EFL mendesak pemerintah untuk memikirkan kembali larangan sponsor judi

Itu Liga Sepak Bola Inggris (EFL) mendesak pemerintah untuk tidak memberlakukan larangan complete terhadap sponsor perjudian, mengutip kekhawatiran bahwa itu dapat mendorong lebih banyak klub ke administrasi.

Diterbitkan kemarin, Laporan Komite Pilih Home of Lords Playing ‘Playing Hurt – Saatnya Bertindak‘ merekomendasikan larangan sponsor tim olahraga dan iklan venue. Jika diterapkan, rekomendasi memberi klub non-Liga Premier hingga 2023 untuk menemukan sponsor baru, non-judi.

Mengenai sponsor baju untuk klub EFL, laporan itu mengatakan: “Kami pikir mereka harus diberi waktu, mungkin tiga tahun, untuk beradaptasi dengan situasi baru.

"Mereka tidak akan diizinkan pada waktu itu untuk masuk ke dalam kontrak sponsor baru dengan perusahaan judi, tetapi kontrak yang ada dapat berlanjut sampai mereka berakhir dan klub akan punya waktu untuk mencari sumber sponsor alternatif."

Dilaporkan pada Surat harian, EFL telah menekankan bahwa banyak klub bergantung pada sponsor perjudian – menyoroti bahwa krisis keuangan yang akan datang akibat COVID-19 berarti kontribusi keuangan dari perusahaan-perusahaan perjudian "sama pentingnya sekarang dengan sebelumnya".

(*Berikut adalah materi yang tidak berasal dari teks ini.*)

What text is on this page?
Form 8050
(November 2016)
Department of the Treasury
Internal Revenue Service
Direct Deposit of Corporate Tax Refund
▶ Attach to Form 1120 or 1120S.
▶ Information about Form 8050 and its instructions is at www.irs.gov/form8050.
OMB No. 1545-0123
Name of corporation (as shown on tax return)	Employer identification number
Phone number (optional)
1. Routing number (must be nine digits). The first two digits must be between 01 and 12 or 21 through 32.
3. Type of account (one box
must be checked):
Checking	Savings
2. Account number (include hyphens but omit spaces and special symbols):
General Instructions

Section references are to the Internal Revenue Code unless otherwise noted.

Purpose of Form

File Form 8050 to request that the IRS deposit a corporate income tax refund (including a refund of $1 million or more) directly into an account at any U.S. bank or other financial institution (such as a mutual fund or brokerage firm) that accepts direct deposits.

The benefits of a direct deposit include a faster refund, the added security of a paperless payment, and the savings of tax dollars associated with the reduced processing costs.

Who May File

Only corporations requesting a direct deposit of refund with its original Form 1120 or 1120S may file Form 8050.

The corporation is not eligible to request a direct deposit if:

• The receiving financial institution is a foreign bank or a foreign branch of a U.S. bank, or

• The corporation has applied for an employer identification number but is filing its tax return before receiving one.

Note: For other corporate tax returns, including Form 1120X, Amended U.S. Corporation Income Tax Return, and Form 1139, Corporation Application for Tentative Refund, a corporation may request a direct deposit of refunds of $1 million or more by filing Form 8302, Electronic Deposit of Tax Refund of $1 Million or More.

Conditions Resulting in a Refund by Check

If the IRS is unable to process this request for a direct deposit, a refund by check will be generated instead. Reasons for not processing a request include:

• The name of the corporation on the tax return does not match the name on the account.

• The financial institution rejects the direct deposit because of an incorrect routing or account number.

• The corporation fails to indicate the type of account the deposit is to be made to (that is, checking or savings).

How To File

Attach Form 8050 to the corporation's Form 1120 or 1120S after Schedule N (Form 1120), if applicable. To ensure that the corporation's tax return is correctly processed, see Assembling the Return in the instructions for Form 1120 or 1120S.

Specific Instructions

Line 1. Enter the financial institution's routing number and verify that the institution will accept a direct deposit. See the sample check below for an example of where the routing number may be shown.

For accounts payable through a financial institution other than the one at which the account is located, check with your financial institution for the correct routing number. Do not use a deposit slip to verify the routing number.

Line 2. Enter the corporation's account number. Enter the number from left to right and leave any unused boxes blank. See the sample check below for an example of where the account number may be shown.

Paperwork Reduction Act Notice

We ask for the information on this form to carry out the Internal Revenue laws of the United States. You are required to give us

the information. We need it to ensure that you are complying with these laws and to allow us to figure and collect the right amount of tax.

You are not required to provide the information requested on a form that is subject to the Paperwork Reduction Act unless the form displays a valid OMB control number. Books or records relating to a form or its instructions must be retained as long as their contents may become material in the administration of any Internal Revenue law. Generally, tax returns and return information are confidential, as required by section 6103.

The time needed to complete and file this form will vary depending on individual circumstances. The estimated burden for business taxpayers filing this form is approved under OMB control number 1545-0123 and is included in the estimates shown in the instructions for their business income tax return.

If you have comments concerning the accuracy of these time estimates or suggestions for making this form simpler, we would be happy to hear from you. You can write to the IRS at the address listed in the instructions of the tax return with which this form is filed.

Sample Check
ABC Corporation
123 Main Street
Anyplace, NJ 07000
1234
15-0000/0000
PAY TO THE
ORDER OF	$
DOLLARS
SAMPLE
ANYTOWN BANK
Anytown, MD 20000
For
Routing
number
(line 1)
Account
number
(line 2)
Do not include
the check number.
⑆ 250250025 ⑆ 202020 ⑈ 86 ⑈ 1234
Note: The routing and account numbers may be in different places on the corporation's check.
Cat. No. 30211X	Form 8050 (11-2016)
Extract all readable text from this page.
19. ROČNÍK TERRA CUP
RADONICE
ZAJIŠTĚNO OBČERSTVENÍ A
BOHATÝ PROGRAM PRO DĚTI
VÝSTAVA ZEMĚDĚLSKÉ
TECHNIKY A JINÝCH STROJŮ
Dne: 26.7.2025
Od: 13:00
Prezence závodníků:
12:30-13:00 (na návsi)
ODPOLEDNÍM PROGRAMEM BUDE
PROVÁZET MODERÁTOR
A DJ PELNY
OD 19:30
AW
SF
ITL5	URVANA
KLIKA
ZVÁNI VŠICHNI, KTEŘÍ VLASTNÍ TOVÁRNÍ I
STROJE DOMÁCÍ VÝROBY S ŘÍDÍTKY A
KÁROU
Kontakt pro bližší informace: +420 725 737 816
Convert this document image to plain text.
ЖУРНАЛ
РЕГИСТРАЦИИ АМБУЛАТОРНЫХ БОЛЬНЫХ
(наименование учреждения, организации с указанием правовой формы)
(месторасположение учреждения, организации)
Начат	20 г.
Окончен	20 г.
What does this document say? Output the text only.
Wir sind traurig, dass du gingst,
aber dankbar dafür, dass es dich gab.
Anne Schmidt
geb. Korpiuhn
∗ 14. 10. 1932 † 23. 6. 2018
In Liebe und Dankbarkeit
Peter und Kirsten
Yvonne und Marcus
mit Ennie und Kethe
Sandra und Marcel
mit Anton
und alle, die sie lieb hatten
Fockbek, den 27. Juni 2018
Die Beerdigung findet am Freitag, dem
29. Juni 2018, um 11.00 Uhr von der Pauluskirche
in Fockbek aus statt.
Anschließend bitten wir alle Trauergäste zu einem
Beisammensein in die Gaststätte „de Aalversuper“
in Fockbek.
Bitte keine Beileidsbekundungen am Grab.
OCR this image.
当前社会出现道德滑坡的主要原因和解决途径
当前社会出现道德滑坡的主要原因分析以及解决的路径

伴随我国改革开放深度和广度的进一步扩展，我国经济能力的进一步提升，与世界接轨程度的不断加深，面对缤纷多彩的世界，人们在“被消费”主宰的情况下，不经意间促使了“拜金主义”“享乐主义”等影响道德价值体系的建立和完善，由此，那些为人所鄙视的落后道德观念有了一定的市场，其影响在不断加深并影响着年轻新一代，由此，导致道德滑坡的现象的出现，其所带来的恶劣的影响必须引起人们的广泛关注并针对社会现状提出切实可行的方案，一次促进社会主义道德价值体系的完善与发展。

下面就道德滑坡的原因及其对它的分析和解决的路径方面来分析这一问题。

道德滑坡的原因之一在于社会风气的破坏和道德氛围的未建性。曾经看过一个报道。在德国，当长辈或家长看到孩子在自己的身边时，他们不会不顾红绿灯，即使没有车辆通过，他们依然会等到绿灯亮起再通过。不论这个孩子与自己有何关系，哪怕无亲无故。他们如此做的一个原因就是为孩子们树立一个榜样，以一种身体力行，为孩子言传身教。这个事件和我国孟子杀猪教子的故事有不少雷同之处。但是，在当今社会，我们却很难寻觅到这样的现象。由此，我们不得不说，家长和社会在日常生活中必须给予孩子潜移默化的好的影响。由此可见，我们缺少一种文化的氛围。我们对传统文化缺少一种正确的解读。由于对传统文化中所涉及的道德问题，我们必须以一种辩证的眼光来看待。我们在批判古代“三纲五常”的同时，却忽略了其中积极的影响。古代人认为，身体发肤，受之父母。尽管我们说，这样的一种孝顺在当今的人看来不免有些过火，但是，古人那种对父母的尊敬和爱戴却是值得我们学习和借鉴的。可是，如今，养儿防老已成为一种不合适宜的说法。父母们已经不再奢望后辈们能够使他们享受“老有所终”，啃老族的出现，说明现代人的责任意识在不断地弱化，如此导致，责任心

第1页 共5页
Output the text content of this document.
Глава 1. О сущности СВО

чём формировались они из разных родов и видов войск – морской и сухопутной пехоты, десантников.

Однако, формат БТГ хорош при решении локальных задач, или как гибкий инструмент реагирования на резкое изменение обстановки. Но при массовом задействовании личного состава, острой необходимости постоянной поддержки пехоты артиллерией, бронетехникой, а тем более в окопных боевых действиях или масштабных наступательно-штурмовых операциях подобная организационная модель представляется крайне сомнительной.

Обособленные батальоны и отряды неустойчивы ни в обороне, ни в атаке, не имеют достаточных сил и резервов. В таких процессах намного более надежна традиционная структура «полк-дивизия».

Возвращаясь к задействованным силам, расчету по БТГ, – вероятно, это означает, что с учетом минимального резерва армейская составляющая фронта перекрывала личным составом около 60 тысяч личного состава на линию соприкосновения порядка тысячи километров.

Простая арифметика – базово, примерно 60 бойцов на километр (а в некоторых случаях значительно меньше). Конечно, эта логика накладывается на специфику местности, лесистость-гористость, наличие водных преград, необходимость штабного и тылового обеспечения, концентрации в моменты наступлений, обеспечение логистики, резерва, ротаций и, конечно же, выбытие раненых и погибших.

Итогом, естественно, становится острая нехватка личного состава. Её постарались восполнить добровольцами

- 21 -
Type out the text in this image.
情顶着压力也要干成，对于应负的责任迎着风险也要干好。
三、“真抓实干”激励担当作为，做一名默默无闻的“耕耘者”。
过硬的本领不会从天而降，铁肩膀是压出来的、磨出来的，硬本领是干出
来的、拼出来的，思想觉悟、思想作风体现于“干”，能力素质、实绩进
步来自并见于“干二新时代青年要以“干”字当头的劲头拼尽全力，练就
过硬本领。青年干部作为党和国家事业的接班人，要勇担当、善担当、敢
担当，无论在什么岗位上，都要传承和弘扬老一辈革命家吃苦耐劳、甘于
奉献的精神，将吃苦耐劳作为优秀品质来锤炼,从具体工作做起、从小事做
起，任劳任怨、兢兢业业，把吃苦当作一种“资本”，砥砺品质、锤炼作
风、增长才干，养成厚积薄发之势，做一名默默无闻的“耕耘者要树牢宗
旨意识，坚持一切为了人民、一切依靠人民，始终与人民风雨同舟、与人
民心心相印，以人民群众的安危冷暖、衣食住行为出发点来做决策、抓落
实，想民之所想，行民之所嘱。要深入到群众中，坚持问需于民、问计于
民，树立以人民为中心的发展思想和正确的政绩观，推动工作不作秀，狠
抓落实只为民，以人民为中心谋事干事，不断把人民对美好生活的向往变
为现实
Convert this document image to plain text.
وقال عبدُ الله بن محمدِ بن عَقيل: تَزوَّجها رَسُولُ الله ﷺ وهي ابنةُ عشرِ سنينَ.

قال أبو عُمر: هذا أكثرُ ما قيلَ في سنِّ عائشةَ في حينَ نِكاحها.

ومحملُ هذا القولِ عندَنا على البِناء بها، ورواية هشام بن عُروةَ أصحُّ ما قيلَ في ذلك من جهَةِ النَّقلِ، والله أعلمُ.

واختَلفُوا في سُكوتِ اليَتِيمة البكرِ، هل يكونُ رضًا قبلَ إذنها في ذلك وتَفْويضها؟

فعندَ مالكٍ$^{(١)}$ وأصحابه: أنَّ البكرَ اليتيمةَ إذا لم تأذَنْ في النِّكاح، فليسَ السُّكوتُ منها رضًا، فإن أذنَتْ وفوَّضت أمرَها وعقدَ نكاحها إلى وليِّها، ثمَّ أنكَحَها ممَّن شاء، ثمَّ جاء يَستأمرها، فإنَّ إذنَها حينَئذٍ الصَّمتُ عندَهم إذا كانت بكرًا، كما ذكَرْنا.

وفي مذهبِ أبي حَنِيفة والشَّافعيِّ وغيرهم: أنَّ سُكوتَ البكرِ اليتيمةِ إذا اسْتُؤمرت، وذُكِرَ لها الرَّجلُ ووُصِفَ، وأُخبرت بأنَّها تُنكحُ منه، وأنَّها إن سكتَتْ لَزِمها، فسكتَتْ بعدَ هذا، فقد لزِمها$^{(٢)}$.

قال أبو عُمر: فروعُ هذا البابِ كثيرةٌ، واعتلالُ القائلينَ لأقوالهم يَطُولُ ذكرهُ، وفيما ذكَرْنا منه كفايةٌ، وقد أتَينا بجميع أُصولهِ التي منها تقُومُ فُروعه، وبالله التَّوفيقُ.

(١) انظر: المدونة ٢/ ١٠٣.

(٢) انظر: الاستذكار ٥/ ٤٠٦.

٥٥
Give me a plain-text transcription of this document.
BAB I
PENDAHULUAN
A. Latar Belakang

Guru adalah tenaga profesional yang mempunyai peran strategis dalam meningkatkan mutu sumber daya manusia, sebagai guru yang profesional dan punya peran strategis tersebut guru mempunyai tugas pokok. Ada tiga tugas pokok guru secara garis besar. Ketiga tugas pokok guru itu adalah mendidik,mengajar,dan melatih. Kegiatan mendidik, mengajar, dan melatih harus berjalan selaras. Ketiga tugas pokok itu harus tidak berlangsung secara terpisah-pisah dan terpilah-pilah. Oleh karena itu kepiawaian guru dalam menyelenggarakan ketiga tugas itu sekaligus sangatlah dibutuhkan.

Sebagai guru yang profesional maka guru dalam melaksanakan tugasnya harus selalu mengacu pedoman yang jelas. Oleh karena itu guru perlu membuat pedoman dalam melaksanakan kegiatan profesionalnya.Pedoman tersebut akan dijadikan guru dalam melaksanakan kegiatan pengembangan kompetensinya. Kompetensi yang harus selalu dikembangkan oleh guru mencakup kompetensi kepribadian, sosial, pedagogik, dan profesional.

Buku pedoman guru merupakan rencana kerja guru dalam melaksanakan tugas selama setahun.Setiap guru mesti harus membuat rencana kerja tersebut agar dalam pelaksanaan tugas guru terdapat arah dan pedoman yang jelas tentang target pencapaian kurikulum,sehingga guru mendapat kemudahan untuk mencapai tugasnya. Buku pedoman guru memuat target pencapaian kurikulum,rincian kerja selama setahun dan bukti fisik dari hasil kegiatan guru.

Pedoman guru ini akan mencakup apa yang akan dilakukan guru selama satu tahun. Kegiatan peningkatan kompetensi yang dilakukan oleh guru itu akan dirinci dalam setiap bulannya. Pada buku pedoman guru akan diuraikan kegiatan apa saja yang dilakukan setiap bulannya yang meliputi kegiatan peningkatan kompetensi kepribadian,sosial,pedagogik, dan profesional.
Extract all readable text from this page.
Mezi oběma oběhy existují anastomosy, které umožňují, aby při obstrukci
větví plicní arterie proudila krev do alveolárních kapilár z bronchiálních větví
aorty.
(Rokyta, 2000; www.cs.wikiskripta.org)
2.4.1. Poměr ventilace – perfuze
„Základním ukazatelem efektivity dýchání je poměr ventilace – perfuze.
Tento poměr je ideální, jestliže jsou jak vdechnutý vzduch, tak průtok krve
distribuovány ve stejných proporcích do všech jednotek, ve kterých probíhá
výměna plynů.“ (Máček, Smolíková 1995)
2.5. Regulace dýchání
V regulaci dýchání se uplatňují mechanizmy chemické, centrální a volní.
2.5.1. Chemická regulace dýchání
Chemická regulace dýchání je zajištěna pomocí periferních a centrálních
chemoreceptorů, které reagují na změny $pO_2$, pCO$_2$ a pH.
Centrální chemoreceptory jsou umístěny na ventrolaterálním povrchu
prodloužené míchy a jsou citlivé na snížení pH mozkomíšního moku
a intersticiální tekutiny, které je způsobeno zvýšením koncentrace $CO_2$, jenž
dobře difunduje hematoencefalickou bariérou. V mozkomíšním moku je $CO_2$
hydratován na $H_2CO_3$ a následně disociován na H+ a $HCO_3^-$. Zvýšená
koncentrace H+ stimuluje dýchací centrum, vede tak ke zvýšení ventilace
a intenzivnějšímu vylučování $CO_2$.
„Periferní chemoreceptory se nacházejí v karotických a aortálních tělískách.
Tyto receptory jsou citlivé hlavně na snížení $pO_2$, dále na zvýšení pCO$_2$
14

Seorang juru bicara EFL mengatakan: "Pandemi Covid-19 mungkin merupakan tantangan terbesar bagi keuangan klub-klub EFL dalam sejarah mereka.

“Dengan lebih dari £ 40 juta musim dibayarkan oleh sektor ke Liga dan klub-klubnya, kontribusi signifikan perusahaan taruhan untuk keberlanjutan keuangan yang berkelanjutan dari sepak bola profesional di semua tingkatan sama pentingnya sekarang seperti sebelumnya.

“Liga dengan kuat meyakini pendekatan kolaboratif dan berbasis bukti untuk mencegah bahaya perjudian yang juga simpatik terhadap kebutuhan ekonomi olahraga akan memberi manfaat yang jauh lebih besar daripada instrumen blangko selimut.

"Adalah keyakinan kami bahwa organisasi olahraga dapat bekerja dengan Pemerintah dan industri perjudian untuk memastikan kemitraan diaktifkan secara bertanggung jawab."

Selama musim 2019/20, setengahnya Liga Primer tim memiliki perusahaan judi sebagai sponsor kaos utama mereka, seperti halnya 17 dari 24 tim di Kejuaraan, juga disponsori oleh Taruhan Langit.